The Golden Age of adult cinema 1 (and it’s siblings, adult magazines) was, despite it’s often lurid and prurient content, conservative. It traded in archetype- the perky blonde, the intense brunette, the fiery redhead-all American good looks and not much in the way of self-expression. When you did see a tattoo, it was small or discrete. Performers with large tattoos were anomalous, 2 with producers fearing that it would ruin the “girl next door” fantasy that their 8mm loops (the VHS tapes) promised.
Being tattooed or pierced was subversive in a subversive genre.
One of the first (or at the very least most well known) adult performers to proudly display pierced anatomy (and it not be sold as a fetish) was iconic actress/producer/director Annie Sprinkle. Her 1982 meeting with Fakir Musafar was published in the pages of PFIQ magazine from Fakir’s perspective, and in Velvet Talks from her’s.
The cover promises BIZARRE PHOTOS: ANNIE SPRINKLE GETS PIERCED, and bizarre for the time they were. The article opens with the tattooed and pierced genitals of Jim A, another familiar personality from the pages of PFIQ magazine, photographed by Sprinkle/Fakir friend and iconic photo-anthropologist Charles Gatewood and goes on to document Annie’s labia piercing by Fakir.

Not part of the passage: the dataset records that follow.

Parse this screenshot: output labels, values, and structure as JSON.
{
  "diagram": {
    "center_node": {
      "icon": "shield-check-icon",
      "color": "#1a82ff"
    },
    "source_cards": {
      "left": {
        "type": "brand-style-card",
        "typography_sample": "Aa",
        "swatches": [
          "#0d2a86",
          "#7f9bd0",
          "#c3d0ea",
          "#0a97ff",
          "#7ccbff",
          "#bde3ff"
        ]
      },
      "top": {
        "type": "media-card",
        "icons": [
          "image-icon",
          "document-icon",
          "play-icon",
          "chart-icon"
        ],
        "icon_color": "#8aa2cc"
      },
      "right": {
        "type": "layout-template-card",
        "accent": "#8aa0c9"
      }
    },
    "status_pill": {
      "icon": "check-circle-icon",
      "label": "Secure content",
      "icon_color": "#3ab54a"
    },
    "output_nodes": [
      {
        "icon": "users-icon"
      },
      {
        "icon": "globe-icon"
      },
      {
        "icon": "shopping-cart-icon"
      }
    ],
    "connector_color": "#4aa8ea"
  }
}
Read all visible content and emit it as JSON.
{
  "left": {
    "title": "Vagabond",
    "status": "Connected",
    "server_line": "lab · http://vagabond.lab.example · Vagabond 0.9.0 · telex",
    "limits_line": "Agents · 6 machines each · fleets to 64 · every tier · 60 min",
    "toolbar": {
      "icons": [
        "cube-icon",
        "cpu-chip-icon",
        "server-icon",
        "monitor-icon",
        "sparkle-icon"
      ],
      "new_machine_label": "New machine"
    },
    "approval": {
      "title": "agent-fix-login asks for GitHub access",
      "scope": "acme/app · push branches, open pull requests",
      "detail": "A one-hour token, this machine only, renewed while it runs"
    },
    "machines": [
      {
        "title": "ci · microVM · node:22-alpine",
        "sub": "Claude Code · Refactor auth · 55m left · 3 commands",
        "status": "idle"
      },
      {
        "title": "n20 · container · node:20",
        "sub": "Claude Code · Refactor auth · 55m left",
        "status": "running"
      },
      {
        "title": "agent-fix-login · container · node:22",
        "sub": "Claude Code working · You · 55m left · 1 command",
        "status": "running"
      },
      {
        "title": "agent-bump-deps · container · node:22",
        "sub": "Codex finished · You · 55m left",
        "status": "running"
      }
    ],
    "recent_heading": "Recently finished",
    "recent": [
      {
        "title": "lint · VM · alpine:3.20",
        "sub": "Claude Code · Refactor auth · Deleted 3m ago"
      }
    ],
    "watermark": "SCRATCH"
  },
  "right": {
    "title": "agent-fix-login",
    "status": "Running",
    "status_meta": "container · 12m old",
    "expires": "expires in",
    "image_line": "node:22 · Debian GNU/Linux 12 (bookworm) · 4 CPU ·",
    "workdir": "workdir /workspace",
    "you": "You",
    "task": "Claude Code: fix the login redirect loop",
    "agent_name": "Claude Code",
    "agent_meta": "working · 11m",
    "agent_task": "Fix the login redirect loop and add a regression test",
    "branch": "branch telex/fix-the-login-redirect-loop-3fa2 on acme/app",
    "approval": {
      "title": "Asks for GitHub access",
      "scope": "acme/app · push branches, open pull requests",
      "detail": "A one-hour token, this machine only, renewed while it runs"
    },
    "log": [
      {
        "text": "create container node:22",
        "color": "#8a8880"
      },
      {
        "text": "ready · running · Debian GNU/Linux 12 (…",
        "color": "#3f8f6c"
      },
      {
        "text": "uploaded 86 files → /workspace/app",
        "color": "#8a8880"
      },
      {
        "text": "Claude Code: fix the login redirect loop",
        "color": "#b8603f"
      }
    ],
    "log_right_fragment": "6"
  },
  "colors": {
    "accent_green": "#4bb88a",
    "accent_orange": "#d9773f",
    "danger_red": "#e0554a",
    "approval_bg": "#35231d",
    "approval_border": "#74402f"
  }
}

The article is sexual by nature; confidently and proudly so. The rest of the magazine’s content seems stiff and posed; typical fantasy factory smut that was made to be enjoyed and forgotten, but Annie’s writing transcends the source and provides charming documentation of a very real group of friends meeting for the first time, exploring piercing and sexuality together at a time when the two went hand in hand.
Copies of Velvet Talks (June 1982) can occasionally be found on eBay and Amazon.com.